This chapter is for contributors and maintainers.

Security Model

The NeuralDrive security model is built on the principle of defense-in-depth. As an appliance that often handles sensitive or private data, the system must protect against both external network attacks and local privilege escalation.

Threat Model

The primary threats NeuralDrive is designed to mitigate include:

  • Unauthorized Inference: Using the LLM without a valid API key.
  • System Tampering: Unauthorized changes to the system configuration or service units.
  • Data Exfiltration: Accessing stored model weights or user chat history.
  • Denial of Service: Exhausting system resources (GPU VRAM or system memory) through malicious requests.

Defense Layers

1. Service Isolation

Each major component runs as a dedicated, non-root user. This limits the "blast radius" if a single service is compromised.

ServiceUserUID
Ollamaneuraldrive-ollama901
WebUIneuraldrive-webui902
Caddyneuraldrive-caddy903
Monitorneuraldrive-monitor904
System APIneuraldrive-api905

2. systemd Hardening

Every service unit employs advanced systemd hardening directives:

  • ProtectSystem=strict: The root filesystem is read-only for the service.
  • ProtectHome=yes: Access to /home is denied.
  • PrivateTmp=yes: A private /tmp directory is created.
  • NoNewPrivileges=yes: Prevents the service and its children from gaining new privileges via setuid binaries.
  • PrivateDevices=no: Explicitly disabled for the Ollama service to allow access to GPU device nodes (/dev/nvidia*, /dev/dri/*) required for accelerated inference.
  • DeviceAllow removal: All DeviceAllow lines were removed from the Ollama service unit. On cgroup v2 systems, DeviceAllow uses eBPF device filters that blocked CUDA access even with explicit allow rules for GPU devices. Removing these rules was necessary to enable reliable GPU acceleration.

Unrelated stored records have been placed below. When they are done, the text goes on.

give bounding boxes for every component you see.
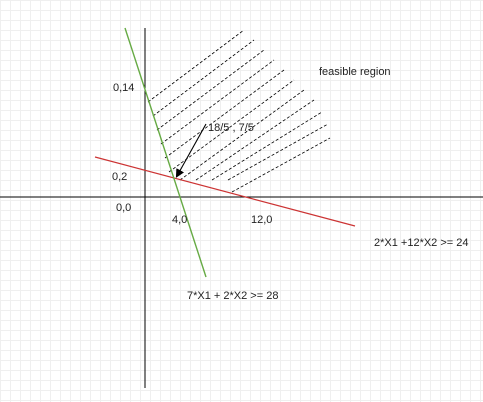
y-intercept-label-2: 0,2 (112, 171, 128, 183)
constraint-line-green (124, 27, 207, 278)
x-intercept-label-12: 12,0 (251, 214, 273, 226)
y-intercept-label-14: 0,14 (113, 82, 135, 94)
x-intercept-label-4: 4,0 (172, 214, 188, 226)
constraint-line-red (94, 156, 356, 227)
constraint-label-red: 2*X1 +12*X2 >= 24 (374, 237, 469, 249)
intersection-label: 18/5 , 7/5 (208, 122, 254, 134)
intersection-arrow (175, 123, 207, 178)
origin-label: 0,0 (116, 202, 132, 214)
feasible-region-label: feasible region (319, 66, 391, 78)
constraint-label-green: 7*X1 + 2*X2 >= 28 (187, 290, 279, 302)
feasible-region-hatch (147, 29, 331, 193)
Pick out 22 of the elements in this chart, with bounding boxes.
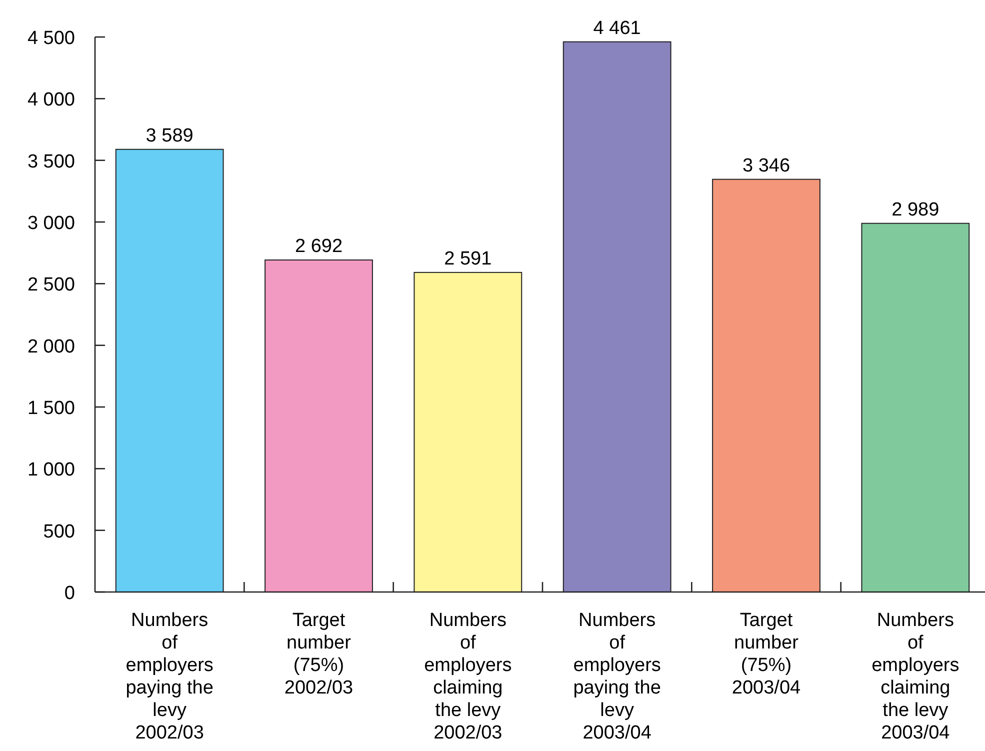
y-tick-label: 4 000	[27, 90, 75, 111]
x-tick-label: Target number (75%) 2002/03	[284, 610, 354, 698]
x-tick-label: Numbers of employers claiming the levy 2002/03	[424, 610, 512, 744]
y-tick-label: 4 500	[27, 28, 75, 49]
x-tick-label: Target number (75%) 2003/04	[732, 610, 802, 698]
y-tick-label: 1 000	[27, 460, 75, 481]
data-label: 3 589	[146, 125, 194, 146]
y-tick-label: 500	[43, 521, 75, 542]
y-tick-label: 2 500	[27, 274, 75, 296]
data-label: 3 346	[742, 155, 790, 176]
y-tick-label: 3 000	[27, 213, 75, 234]
x-tick-label: Numbers of employers paying the levy 2002/03	[126, 610, 214, 744]
y-tick-label: 2 000	[27, 336, 75, 358]
x-tick-label: Numbers of employers claiming the levy 2003/04	[872, 610, 960, 744]
data-label: 2 989	[892, 199, 940, 220]
y-tick-label: 1 500	[27, 398, 75, 419]
y-tick-label: 3 500	[27, 151, 75, 172]
data-label: 2 591	[444, 248, 492, 270]
x-tick-label: Numbers of employers paying the levy 2003/04	[573, 610, 661, 744]
y-tick-label: 0	[64, 583, 75, 604]
data-label: 2 692	[294, 236, 343, 257]
data-label: 4 461	[593, 18, 641, 39]
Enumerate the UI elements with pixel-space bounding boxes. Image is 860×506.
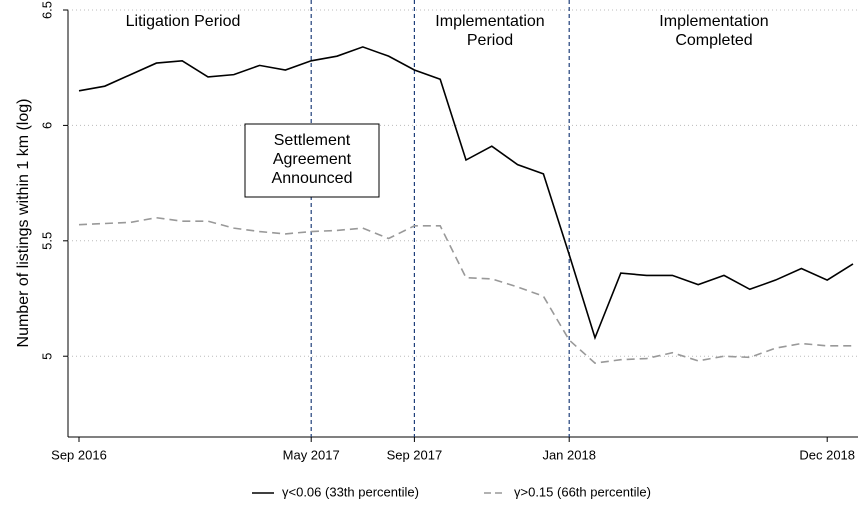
y-tick-label: 5 bbox=[39, 353, 54, 360]
legend-label: γ<0.06 (33th percentile) bbox=[282, 484, 419, 499]
annotation-text: Agreement bbox=[273, 151, 352, 168]
period-label: Implementation bbox=[435, 13, 544, 30]
annotation-box bbox=[244, 123, 380, 198]
x-tick-label: Sep 2017 bbox=[387, 447, 443, 462]
x-tick-label: May 2017 bbox=[283, 447, 340, 462]
series-line bbox=[78, 216, 853, 364]
legend-label: γ>0.15 (66th percentile) bbox=[514, 484, 651, 499]
period-label: Completed bbox=[675, 32, 752, 49]
x-tick-label: Sep 2016 bbox=[51, 447, 107, 462]
x-tick-label: Dec 2018 bbox=[799, 447, 855, 462]
series-line bbox=[78, 46, 854, 341]
period-label: Litigation Period bbox=[126, 13, 241, 30]
y-tick-label: 5.5 bbox=[39, 232, 54, 250]
y-tick-label: 6.5 bbox=[39, 1, 54, 19]
x-tick-label: Jan 2018 bbox=[542, 447, 596, 462]
annotation-text: Settlement bbox=[274, 132, 351, 149]
y-tick-label: 6 bbox=[39, 122, 54, 129]
period-label: Implementation bbox=[659, 13, 768, 30]
y-axis-label: Number of listings within 1 km (log) bbox=[15, 99, 32, 348]
period-label: Period bbox=[467, 32, 513, 49]
annotation-text: Announced bbox=[272, 170, 353, 187]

3. Authentication and Authorization

NeuralDrive uses a dual-key system for authentication:

  • Admin Password: Used for local TUI access and the initial WebUI account creation.
  • API Key: A 32-character token (prefixed with nd-) used for all programmatic access to the inference and system APIs.

The System API key is stored in /etc/neuraldrive/api.key with 0600 permissions, owned by the neuraldrive-api user.

4. Transport Layer Security (TLS)

All network communication is encrypted via TLS 1.3. The system generates a unique CA and server certificate during the first-boot process. Caddy enforces HTTPS for all routes.

SSH Security

SSH is disabled by default. When enabled via the System API:

  • Only key-based authentication is permitted.
  • Only the neuraldrive-admin user is allowed to log in.
  • fail2ban monitors logs and bans IPs after three failed attempts.

Immutable OS

The read-only SquashFS root filesystem prevents persistent malware from being installed on the system. Any changes made to the system directories (outside of the persistence layer) are discarded on reboot.

Warning: Security is a shared responsibility. While NeuralDrive provides a hardened base, users must ensure their API keys are kept secret and that physical access to the appliance is restricted.